– Ты дерьмо! Эта девочка уже четыре года влюблена в тебя! И не говори, что не видишь этого. Хочешь впутать ее в свои дерьмовые игры? У тебя хоть что-то человеческое есть?
– Дерьмо, – поднимая глаза, ответил Кей.
Секунду Каховски молчала. Потом разразилась тонким, захлебывающимся хохотом:
– Дач… вот скотина… я еле шевелюсь, а ты меня смешишь… на кусочки ведь рассыплюсь…
– Госпожа полковник, я не собираюсь ни во что втягивать девочку, – тихо сказал Кей. – Но хочу, чтобы она все услышала, хотя бы в качестве третейского судьи.
– Рашель? – Ванда снова засмеялась, уже тише. – Если ты скажешь, что собираешься убить Императора во время Преклонения, она согласится перезаряжать пистолеты.
Томми, успевший расслабиться и вновь заскучать, фыркнул, пытаясь спрятать улыбку. Каховски посмотрела на него, и лицо ее стало жестким.
– Думаю, пистолеты перезарядят другие, – пожал плечами Кей. – Неужели вы не найдете для меня «мяса», полковник?
4
Император Грей был не в духе.
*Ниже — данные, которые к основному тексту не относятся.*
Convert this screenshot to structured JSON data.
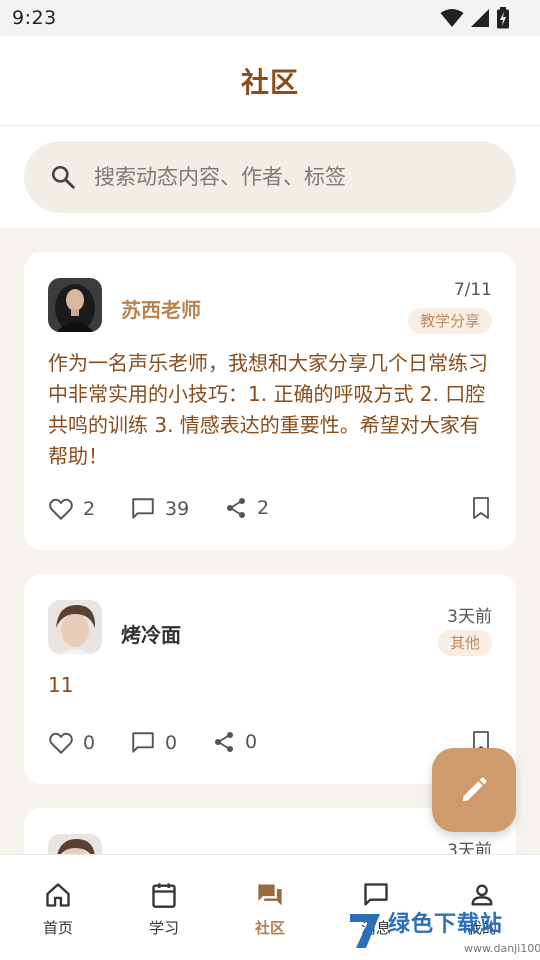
{
  "status_bar": {
    "time": "9:23"
  },
  "header": {
    "title": "社区"
  },
  "search": {
    "placeholder": "搜索动态内容、作者、标签"
  },
  "posts": [
    {
      "author": "苏西老师",
      "date": "7/11",
      "category": "教学分享",
      "content": "作为一名声乐老师，我想和大家分享几个日常练习中非常实用的小技巧：1. 正确的呼吸方式 2. 口腔共鸣的训练 3. 情感表达的重要性。希望对大家有帮助！",
      "likes": "2",
      "comments": "39",
      "shares": "2"
    },
    {
      "author": "烤冷面",
      "date": "3天前",
      "category": "其他",
      "content": "11",
      "likes": "0",
      "comments": "0",
      "shares": "0"
    },
    {
      "date": "3天前"
    }
  ],
  "bottom_nav": [
    {
      "label": "首页",
      "icon": "home-icon"
    },
    {
      "label": "学习",
      "icon": "calendar-icon"
    },
    {
      "label": "社区",
      "icon": "forum-icon",
      "active": true
    },
    {
      "label": "消息",
      "icon": "chat-icon"
    },
    {
      "label": "我的",
      "icon": "person-icon"
    }
  ],
  "watermark": {
    "text": "绿色下载站",
    "sub": "www.danji100.com"
  },
  "colors": {
    "accent": "#8a4d1c",
    "fab": "#d09b6c",
    "nav_active": "#b57e4c",
    "badge_bg": "#f8eee4"
  }
}
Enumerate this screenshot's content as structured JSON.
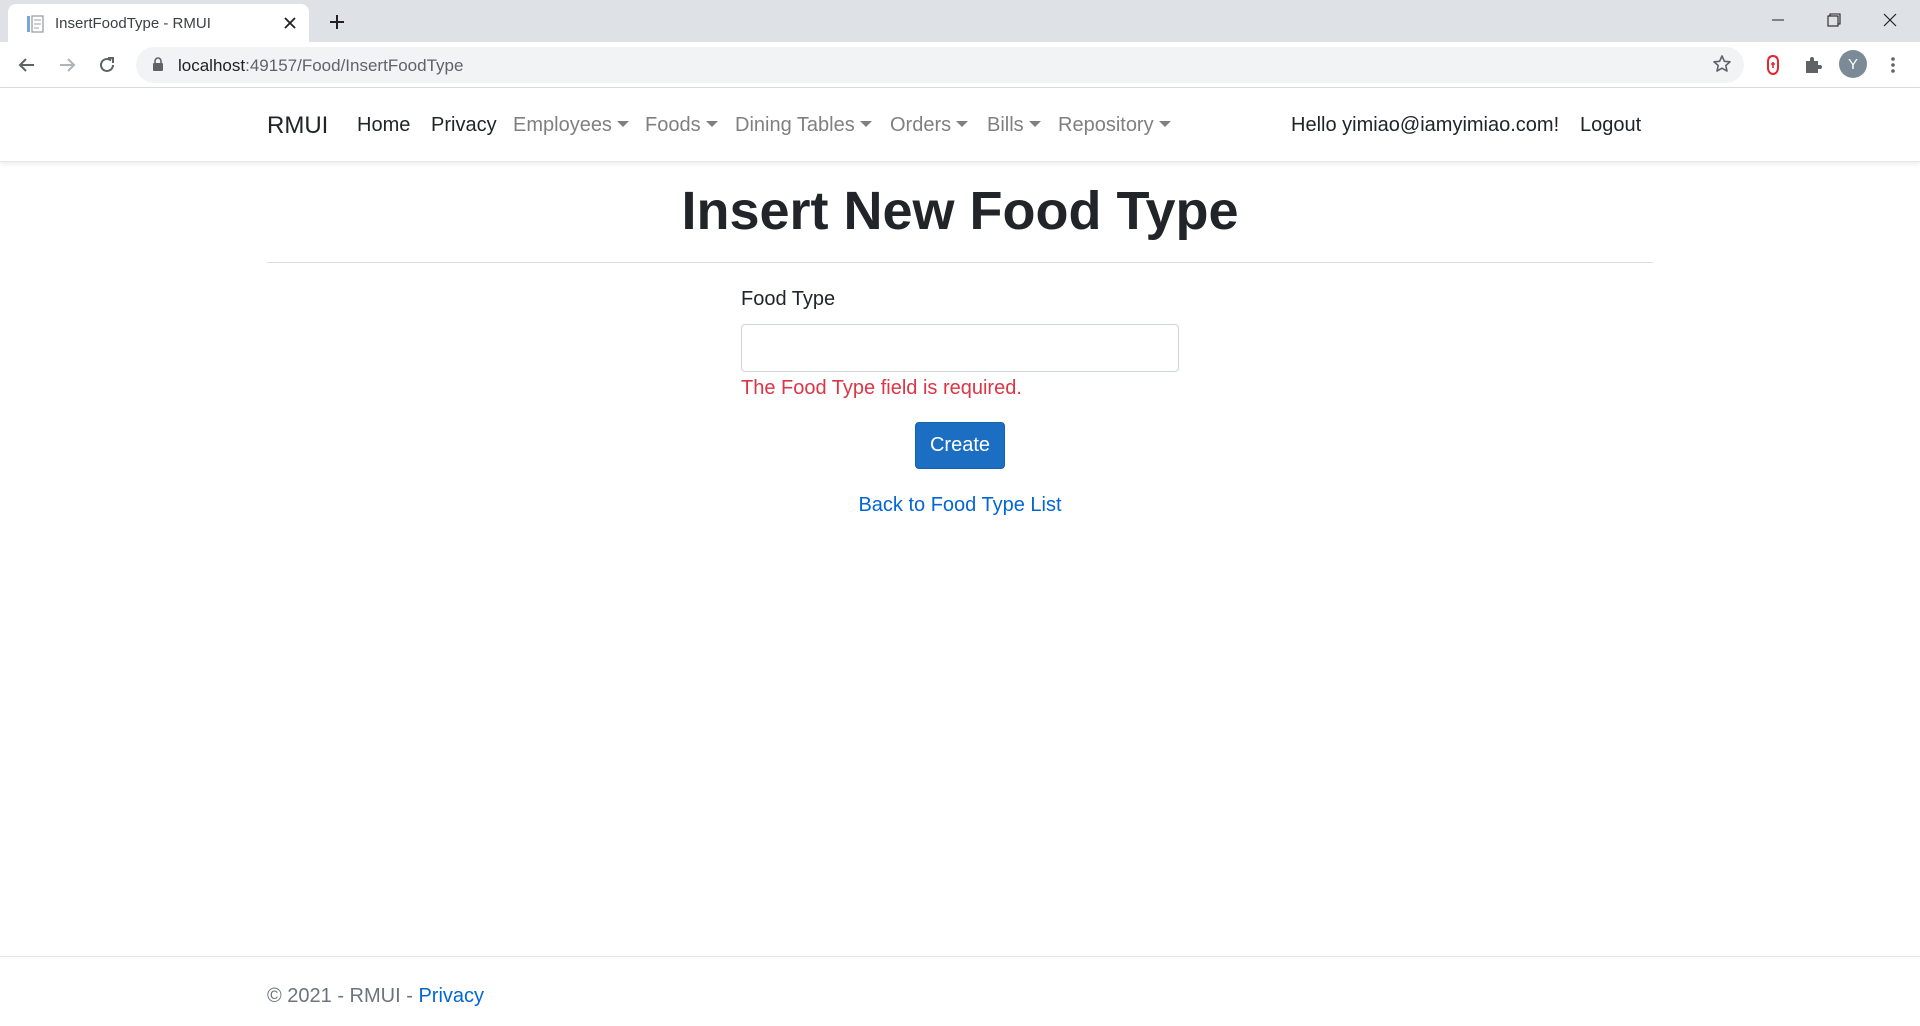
{
  "browser": {
    "tab_title": "InsertFoodType - RMUI",
    "url_host": "localhost",
    "url_path": ":49157/Food/InsertFoodType",
    "avatar_letter": "Y"
  },
  "navbar": {
    "brand": "RMUI",
    "items": [
      {
        "label": "Home",
        "dropdown": false
      },
      {
        "label": "Privacy",
        "dropdown": false
      },
      {
        "label": "Employees",
        "dropdown": true
      },
      {
        "label": "Foods",
        "dropdown": true
      },
      {
        "label": "Dining Tables",
        "dropdown": true
      },
      {
        "label": "Orders",
        "dropdown": true
      },
      {
        "label": "Bills",
        "dropdown": true
      },
      {
        "label": "Repository",
        "dropdown": true
      }
    ],
    "greeting": "Hello yimiao@iamyimiao.com!",
    "logout": "Logout"
  },
  "main": {
    "title": "Insert New Food Type",
    "field_label": "Food Type",
    "field_value": "",
    "error": "The Food Type field is required.",
    "create_label": "Create",
    "back_link": "Back to Food Type List"
  },
  "footer": {
    "text": "© 2021 - RMUI - ",
    "privacy_link": "Privacy"
  },
  "colors": {
    "primary": "#1b6ec2",
    "link": "#0366d6",
    "error": "#dc3545",
    "muted_nav": "#808080"
  },
  "icons": [
    "page-favicon-icon",
    "close-icon",
    "plus-icon",
    "minimize-icon",
    "restore-icon",
    "window-close-icon",
    "back-arrow-icon",
    "forward-arrow-icon",
    "reload-icon",
    "lock-icon",
    "star-icon",
    "extension-red-icon",
    "puzzle-icon",
    "more-vert-icon",
    "caret-down-icon"
  ]
}
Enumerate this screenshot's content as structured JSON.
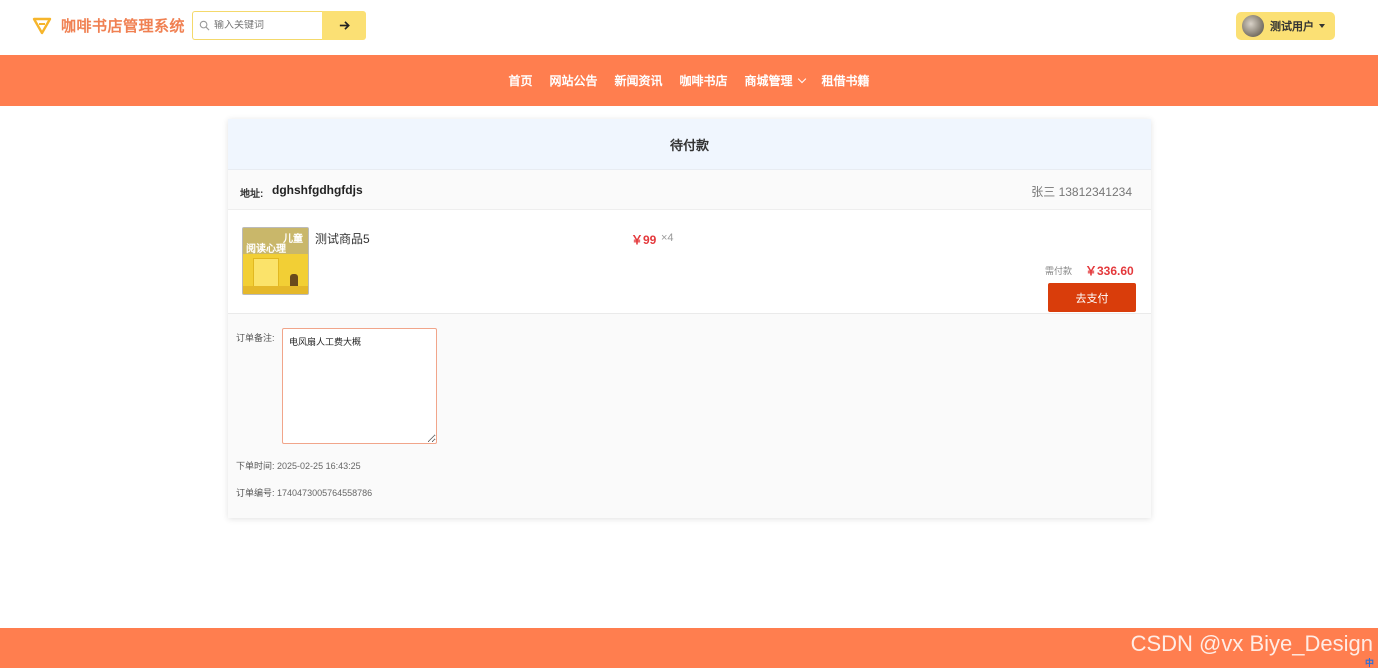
{
  "app": {
    "title": "咖啡书店管理系统",
    "brand_color": "#ff7e4f"
  },
  "search": {
    "placeholder": "输入关键词"
  },
  "user": {
    "name": "测试用户"
  },
  "nav": {
    "items": [
      {
        "label": "首页"
      },
      {
        "label": "网站公告"
      },
      {
        "label": "新闻资讯"
      },
      {
        "label": "咖啡书店"
      },
      {
        "label": "商城管理"
      },
      {
        "label": "租借书籍"
      }
    ]
  },
  "order": {
    "status_title": "待付款",
    "address_label": "地址:",
    "address": "dghshfgdhgfdjs",
    "contact": "张三 13812341234",
    "item": {
      "book_title_line1": "儿童",
      "book_title_line2": "阅读心理",
      "name": "测试商品5",
      "price": "￥99",
      "quantity": "×4"
    },
    "pay_label": "需付款",
    "pay_amount": "￥336.60",
    "pay_button": "去支付",
    "remark_label": "订单备注:",
    "remark_value": "电风扇人工费大概",
    "time_label": "下单时间:",
    "time_value": "2025-02-25 16:43:25",
    "number_label": "订单编号:",
    "number_value": "1740473005764558786"
  },
  "watermark": "CSDN @vx Biye_Design",
  "tray": {
    "ime": "中"
  }
}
Событие заурядное, но плохо воспринимаемое двором.
Рано утром он велел отправить к родителям свою малолетнюю подружку, и несколько придворных, уже с месяц ожидавшие этого, привели дочерей «посмотреть дворец Императора». Но их надежды не оправдались – Грей провел весь день, не выходя из спальни, то просматривая правительственные информканалы, то требуя самых странных деликатесов. Ни один из них он так и не попробовал, отдав должное лишь минеральной воде.
Уже под вечер Грею доложили, что Патриарх Единой Воли просит его аудиенции.
Церковь никогда не была значительной силой в Империи. Может быть, потому, что давнее слияние религий оттолкнуло от нее гораздо больше людей, чем привлекло; может быть, потому, что, подражая тактике Императора, церковь допускала существование планетарных культов, действующих в ее рамках, а может быть, просто из-за политики невмешательства в мирские дела, принятой много лет назад.
Но формально Патриарх был фигурой, равной Императору. И Грей не собирался нарушать эту формальность.
Сегодня ему не хотелось официальных церемоний. Император принял Патриарха в личных апартаментах, что могло быть либо жестом благосклонности, либо полным пренебрежением.
О таких мелочах Грей всегда предоставлял судить другим.
Патриарх вошел в маленький сумрачный зал, когда Грей, склонившись над столиком, собственноручно разливал по чашкам кофе. Кроме трех свечей в тяжелом подсвечнике ничто не разгоняло мрак.
– Приветствую, Владыка. – Грей слегка кивнул, окидывая Патриарха взглядом. – Вы не разделите со мной скромный ужин?
Задрапированная в темные ткани фигура слегка склонила голову. Лишенный признаков пола и возраста, измененный несложной хирургической операцией, голос был тих, как журчание ручья.
– Благодарю, Император.
Фиолетовые стены, купол черного стекла над головой, мебель из темного дерева… Грей не знал, нравится ли Патриарху подобная обстановка. Но хотел бы знать – почти так же сильно, как истинную личность Патриарха.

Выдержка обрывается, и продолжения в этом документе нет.